The term climate and security nexus used in the Joint Communication refers to the impacts of both climate change and environmental degradation, including biodiversity loss and pollution, on peace, security and defence.
Climate change and environmental degradation are intrinsically connected exacerbating each other, and are already affecting food production security, reducing the yield of major crops such as maize, rice and wheat, and increasing the risk of simultaneous harvest failures in major producing countries.At the same time, unsustainable food production also drives environmental degradation and water scarcity.By 2050, it is estimated that more than one billion people will have insufficient access to water, that soil degradation could rise to 90%, while demand for food could increase by 60%.

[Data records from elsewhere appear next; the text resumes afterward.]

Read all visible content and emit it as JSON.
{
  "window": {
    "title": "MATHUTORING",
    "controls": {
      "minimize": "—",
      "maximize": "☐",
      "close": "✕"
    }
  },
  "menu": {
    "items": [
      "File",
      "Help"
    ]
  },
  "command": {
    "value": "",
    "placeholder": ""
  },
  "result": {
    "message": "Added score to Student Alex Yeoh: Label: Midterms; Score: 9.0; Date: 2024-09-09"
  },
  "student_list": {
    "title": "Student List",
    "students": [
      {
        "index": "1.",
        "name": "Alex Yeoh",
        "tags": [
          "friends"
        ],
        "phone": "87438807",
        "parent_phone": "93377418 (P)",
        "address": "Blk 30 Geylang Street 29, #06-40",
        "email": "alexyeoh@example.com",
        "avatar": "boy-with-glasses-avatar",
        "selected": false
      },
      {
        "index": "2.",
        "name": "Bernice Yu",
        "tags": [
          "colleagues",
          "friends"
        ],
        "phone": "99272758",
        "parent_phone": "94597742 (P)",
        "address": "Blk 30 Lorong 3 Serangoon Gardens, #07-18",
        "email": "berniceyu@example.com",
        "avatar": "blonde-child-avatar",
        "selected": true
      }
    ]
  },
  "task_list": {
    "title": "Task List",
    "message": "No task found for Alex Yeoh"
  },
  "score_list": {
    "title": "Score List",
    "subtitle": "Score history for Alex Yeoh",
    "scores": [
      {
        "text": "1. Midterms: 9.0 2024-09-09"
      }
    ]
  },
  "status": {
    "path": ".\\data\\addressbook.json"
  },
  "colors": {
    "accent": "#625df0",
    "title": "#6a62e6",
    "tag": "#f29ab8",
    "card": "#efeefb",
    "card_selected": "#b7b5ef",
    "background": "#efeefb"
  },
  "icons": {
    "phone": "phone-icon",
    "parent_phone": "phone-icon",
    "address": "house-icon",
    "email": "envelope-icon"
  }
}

Climate and environmentally induced instability and resource scarcity can be and is actively instrumentalised by armed groups and organised crime networks, corrupt or authoritarian regimes, and by other parties, including through environmental crimes. The latter has already become the fourth largest and growing global crime sector further accelerating the environmental crisis including through the unsustainable exploitation of natural resources.
Europe‘s armed forces need to reduce their greenhouse gas emissions and fossil fuel dependency on the ground while phasing in green energy, without affecting their operational effectiveness and the resilience of defence-related critical infrastructure.
The EU has been at the forefront of addressing climate change in general for many years, and specifically addressing it as a threat-multiplier since 2008, and its links to EU crisis management and European defence since 2020.This Joint Communication responds to the March 2023 Council conclusions on Climate and Energy Diplomacy calling for better integrating the climate, peace and security nexus in the EU‘s external policy.